Chwycił za nóż i dalej odcinać koniowi nogę. A tu jak koń nie skoczy, jak nie zarży z bólu, jak krew nie tryśnie! Musiał mu Pan Jezus jeszcze raz tę nogę przytwierdzić, bo by się zwierzę na śmierć wykrwawiło. Eloi, upokorzony i zrezygnowany, zdjął tabliczkę z odrzwi i kowalskim młotem ją na wióry zmiażdżył, po czym pokłonił się przed tajemniczym parobkiem.
- Nie wiem ktoś ty, ale to ty jesteś mistrzem, a ja mogę być jedynie twoim sługą.
- Błogosławieni ubodzy w duchu - odpowiedział mu Pan Jezus.

Ot i cała historia.

W średniowieczu jeszcze Pan Jezus fatygował się na ziemię, potem już tylko czasem po Tatrach chodził, a dzisiaj to nam trzeba Go szukać.

piątek, 16 stycznia 2009

Hospices de Beaune: Sąd Ostateczny


Rogier van der Weyden dobrze wiedział, że od dawna wszystko jest już zaplanowane.

Gdy nadejdzie czas, nad spękaną pustynną ziemią zaszeleszczą czerwone anielskie skrzydła i rozlegnie się dźwięk trąb. Nie wiadomo dokładnie, jaka to będzie melodia, ale z pewnością aniołowie będą grali głośno - w końcu chodzi o to, żeby zbudzić wszystkich umarłych. Wyjdziemy do światła z niedowierzaniem przecierając oczy, że to już teraz się dzieje, nadzy, przezroczyści. Na ławie przysięgłych same sławy: ci z przodu to Maria i Jan Chrzciciel, poznasz ich bez trudu. Za nimi siedzi dwunastu apostołów - nie pytaj który jest który, powinieneś wiedzieć. Jest też kilku papieży i dziewice męczennice o bladych twarzach. Nad nimi na kolistej tęczy siedzi Sędzia. Przebite stopy oparł na złotym globie, rozchylił poły szkarłatnego płaszcza i patrzy na nas pytającym wzrokiem: w lewo do piekła, w prawo do nieba, co wybrałeś? Nie będziemy musieli odpowiadać. Michał, najwyższy stopniem w anielskiej armii, ten w białej szacie, pozwoli przemówić szalkom starodawnej wagi i drżyj, jeśli nagrzeszyłeś, bo ciężkie grzechy od razu pociągną cię w otchłań. Ta otchłań bardzo cię zdziwi, bo nie spotkasz tam ani rogatych diabłów z prawdziwego zdarzenia, ani Lucyfera zjadającego grzeszników, ani nawet bulgoczących kotłów. W piekle spotkasz ludzi, samych ludzi, tylko ludzi i zawsze tylko ludzi bez nadziei na jakikolwiek inny poza ludzkim wymiar. Może się również zdarzyć, że szalka, na której usiądziesz, uniesie się leciutko ku górze i łagodny anioł ze skrzydłami jaskółki otworzy dla ciebie kryształowe drzwi złotego pałacu, którego schody zawsze prowadzą ku górze. Można by pomyśleć, że gdyby Sędzia odwrócił na chwilę wzrok, Michał czasem by sobie pozwolił lekko popchnąć szalki wagi w tę czy w tamtą stronę. Jednak nie ma na co liczyć, Sędzia zawsze patrzy.

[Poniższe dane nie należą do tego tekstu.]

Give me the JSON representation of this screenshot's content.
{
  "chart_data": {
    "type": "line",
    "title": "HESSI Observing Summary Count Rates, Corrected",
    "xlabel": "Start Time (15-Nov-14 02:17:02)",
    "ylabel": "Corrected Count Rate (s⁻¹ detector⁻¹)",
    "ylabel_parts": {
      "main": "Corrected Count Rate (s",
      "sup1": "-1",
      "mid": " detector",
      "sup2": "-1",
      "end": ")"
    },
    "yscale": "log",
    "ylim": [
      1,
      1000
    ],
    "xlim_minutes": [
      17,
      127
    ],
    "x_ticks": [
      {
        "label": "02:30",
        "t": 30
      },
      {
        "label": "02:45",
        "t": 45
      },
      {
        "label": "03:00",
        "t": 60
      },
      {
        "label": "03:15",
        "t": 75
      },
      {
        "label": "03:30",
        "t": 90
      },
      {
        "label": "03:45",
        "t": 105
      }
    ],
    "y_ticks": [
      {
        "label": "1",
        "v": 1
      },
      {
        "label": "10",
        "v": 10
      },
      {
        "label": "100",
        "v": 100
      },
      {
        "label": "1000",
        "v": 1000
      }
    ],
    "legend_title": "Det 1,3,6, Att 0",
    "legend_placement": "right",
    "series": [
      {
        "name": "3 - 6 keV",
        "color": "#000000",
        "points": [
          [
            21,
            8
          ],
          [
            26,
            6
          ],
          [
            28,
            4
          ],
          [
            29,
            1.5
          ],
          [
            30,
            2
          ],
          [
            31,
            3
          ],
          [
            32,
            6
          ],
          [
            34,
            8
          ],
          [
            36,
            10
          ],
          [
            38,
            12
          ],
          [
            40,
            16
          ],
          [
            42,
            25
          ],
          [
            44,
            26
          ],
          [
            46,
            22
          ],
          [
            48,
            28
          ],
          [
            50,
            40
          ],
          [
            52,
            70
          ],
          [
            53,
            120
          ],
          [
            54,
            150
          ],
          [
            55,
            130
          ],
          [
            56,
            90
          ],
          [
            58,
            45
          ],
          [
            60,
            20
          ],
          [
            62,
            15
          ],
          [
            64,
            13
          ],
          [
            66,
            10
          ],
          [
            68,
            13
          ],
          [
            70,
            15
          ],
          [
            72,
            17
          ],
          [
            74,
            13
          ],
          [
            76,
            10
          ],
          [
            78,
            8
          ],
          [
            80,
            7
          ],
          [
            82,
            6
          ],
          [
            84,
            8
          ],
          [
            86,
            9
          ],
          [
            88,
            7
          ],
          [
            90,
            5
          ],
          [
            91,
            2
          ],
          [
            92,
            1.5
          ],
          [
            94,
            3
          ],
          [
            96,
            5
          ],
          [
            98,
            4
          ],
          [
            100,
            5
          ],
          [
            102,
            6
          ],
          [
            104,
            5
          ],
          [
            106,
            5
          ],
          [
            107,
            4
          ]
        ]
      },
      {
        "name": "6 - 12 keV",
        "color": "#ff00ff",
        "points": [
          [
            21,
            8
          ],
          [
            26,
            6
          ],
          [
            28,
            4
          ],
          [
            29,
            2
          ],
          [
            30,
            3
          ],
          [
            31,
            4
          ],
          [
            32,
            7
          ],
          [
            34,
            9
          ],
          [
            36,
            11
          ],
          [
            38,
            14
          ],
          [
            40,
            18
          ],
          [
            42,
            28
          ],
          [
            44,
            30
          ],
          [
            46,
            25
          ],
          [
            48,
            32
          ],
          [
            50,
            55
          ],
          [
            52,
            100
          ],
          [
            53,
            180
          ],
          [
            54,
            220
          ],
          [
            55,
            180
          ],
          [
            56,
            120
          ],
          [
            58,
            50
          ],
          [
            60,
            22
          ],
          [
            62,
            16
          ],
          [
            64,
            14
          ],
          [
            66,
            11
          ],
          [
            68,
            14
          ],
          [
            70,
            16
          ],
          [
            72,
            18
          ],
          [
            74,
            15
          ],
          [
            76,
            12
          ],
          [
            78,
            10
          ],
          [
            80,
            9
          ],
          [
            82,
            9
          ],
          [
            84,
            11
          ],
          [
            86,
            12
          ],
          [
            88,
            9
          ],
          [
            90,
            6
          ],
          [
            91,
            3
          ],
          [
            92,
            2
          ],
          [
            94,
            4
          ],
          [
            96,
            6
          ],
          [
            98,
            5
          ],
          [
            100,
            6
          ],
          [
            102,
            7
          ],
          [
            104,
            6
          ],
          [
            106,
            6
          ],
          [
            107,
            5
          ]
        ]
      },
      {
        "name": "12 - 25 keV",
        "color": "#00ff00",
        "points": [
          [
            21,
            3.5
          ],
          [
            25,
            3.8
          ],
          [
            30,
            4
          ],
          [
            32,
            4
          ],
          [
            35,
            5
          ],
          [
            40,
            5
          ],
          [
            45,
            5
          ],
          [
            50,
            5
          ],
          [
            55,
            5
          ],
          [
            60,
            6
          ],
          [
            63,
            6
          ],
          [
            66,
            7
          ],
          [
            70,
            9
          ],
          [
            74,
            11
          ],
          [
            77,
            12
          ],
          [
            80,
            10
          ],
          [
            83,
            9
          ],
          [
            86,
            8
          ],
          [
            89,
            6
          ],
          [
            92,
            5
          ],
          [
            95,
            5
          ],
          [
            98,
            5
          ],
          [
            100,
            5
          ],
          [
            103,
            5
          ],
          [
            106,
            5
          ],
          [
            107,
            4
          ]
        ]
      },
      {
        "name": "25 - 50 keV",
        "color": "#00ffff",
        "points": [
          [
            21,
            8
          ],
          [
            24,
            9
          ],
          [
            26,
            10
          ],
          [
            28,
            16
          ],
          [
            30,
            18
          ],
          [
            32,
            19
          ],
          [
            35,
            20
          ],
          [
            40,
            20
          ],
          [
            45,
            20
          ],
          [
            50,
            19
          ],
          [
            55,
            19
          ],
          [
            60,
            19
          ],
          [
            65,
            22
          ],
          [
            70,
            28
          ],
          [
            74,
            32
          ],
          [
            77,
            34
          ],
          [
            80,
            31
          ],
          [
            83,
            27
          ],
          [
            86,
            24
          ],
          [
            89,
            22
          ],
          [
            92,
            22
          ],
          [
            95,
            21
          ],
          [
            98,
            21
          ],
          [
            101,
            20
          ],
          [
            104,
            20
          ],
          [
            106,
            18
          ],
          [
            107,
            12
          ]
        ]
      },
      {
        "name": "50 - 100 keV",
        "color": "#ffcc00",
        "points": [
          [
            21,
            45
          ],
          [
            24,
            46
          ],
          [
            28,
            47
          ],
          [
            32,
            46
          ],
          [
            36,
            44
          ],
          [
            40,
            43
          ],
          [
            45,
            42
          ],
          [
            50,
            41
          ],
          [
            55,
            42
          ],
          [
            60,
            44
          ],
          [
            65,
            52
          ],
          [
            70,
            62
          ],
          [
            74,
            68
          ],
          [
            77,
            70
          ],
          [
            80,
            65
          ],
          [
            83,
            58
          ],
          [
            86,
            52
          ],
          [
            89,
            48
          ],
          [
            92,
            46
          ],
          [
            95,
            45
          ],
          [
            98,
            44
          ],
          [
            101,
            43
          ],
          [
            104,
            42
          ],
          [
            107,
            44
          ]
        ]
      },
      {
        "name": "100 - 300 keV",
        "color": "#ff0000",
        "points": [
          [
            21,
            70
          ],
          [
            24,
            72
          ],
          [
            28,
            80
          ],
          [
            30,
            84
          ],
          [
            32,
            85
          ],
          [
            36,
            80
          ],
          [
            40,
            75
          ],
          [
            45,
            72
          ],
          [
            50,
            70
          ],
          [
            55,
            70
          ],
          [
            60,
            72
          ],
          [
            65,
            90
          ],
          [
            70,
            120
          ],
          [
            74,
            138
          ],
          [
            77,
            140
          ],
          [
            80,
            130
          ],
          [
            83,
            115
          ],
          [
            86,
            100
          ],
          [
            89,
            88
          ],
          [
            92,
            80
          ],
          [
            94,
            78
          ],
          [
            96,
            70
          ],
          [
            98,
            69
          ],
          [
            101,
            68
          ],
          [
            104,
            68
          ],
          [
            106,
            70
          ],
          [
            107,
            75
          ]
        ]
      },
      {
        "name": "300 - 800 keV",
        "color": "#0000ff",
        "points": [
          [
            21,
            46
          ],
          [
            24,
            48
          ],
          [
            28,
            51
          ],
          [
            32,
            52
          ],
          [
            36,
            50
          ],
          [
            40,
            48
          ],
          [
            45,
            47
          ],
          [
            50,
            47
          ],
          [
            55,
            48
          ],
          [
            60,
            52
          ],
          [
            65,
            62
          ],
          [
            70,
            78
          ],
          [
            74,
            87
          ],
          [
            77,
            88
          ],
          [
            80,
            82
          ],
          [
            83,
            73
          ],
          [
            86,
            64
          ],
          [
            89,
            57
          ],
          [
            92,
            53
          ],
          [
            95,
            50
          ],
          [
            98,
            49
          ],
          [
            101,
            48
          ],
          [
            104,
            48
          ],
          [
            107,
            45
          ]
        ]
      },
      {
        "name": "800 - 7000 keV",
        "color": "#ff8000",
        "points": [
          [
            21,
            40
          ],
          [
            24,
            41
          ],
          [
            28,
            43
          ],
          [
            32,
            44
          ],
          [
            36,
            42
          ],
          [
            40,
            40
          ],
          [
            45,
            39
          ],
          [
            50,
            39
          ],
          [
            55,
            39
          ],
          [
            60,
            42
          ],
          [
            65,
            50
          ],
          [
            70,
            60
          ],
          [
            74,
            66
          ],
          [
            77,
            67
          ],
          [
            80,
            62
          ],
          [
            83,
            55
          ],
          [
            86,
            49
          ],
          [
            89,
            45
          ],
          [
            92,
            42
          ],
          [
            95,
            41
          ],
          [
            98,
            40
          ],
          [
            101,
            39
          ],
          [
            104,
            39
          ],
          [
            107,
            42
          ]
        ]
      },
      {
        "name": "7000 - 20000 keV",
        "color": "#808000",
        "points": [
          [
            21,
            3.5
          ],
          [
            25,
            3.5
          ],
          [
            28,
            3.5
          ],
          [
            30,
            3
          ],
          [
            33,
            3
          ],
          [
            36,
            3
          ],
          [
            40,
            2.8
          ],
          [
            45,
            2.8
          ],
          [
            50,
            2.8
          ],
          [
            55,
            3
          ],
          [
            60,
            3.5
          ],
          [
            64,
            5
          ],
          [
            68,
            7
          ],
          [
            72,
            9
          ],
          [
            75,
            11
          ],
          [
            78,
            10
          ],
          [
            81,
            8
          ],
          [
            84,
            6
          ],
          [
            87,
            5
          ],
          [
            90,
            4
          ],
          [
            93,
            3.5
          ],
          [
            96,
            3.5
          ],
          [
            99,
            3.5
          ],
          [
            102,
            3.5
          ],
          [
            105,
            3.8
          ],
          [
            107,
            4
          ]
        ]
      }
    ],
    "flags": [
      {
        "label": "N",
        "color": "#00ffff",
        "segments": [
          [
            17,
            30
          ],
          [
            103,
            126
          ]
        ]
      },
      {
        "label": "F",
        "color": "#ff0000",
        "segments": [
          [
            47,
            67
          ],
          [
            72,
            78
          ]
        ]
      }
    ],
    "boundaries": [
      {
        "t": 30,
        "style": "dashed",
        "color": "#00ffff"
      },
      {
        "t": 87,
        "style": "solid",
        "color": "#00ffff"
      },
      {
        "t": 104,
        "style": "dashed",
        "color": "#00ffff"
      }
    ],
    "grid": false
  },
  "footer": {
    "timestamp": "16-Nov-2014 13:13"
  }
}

Wszystko jest już od dawna zaplanowane. Tylko czekać.

czwartek, 15 stycznia 2009

Hospices de Beaune


- Guigone, kochanie, możesz tu przyjść na chwileczkę?
Uniósł głowę znad świeżo zapisanej kartki, odłożył pióro do kałamarza i przygładził lśniące włosy równo obcięte nad czołem. Dębowe drzwi skrzypnęły ciężko i ukazała się w nich wychudzona ubrana w długą czarną suknię kobieta. Blada cera zieleniejąca nieco pod oczami, wydepilowane czoło obramowane szczelnie białym czepkiem i przezroczyste usta nadawały jej twarzy wyraz beznadziejnego smutku i rezygnacji. A może po prostu była chora.
- Przeczytaj i sprawdź, czy nie narobiłem błędów.
Guigone dmuchnęła lekko na wilgotne jeszcze litery i zaczęła czytać:
- Ja, Nicolas Rolin, rycerz, obywatel Autun, pan Authume i kanclerz Burgundii, dziś, to jest w niedzielę 4 sierpnia roku pańskiego 1443, funduję w mieście Beaune szpital dla ubogich chorych. - I to wszystko?
- Czegoś brakuje?
- Tylko o sobie piszesz i tytułami się przechwalasz, a powinieneś coś wzniosłego i religijnego dopisać, w końcu sam papież ci obiecał, że jak ten szpital ufundujesz, to ci da odpust i za cudzołóstwo, i za ściąganie nieuczciwych podatków, i za tych wszystkich, coś ich na wojnie wymordował.
- No to może dorzucę coś w stylu jako wyraz wdzięczności za wszelkie łaski, którymi Pan będący źródłem wszystkiego dobra mnie obdarzył w obfitości?
- Nieźle, ale jeszcze by było dobrze, żebyś zadeklarował, że teraz to już będziesz żył po bożemu. Żona twoja umarła w końcu, pobraliśmy się, majątek mamy pokaźny, stuletnia wojna się skończyła i już wojować nie będziesz, nic nam więcej poza spokojem sumienia nie potrzeba. Dopisz może, że odrzucasz ludzkie pokusy i oczekujesz na zbawienie. A, no i co z kaplicą?
- Jaką kaplicą?
- Obiecałeś przecież papieżowi, że kaplica w tym szpitalu będzie na końcu sali chorych, tak żeby wszyscy nieszczęśnicy, co się tu leczyć będą, musieli słyszeć każdą mszę, każdą modlitwę, żeby nie mieli innego wyjścia, niż się na naszą świętą katolicką wiarę nawrócić.
- Rację masz, obiecałem. Ale do kaplicy to i jakiś ołtarz by trzeba zamówić, jakiś flamandzki tryptyk, czy coś takiego, a to sporo kosztuje. Myślisz, że nie uda mi się już od tego wywinąć?
Guigone rzuciła mężowi karcące spojrzenie.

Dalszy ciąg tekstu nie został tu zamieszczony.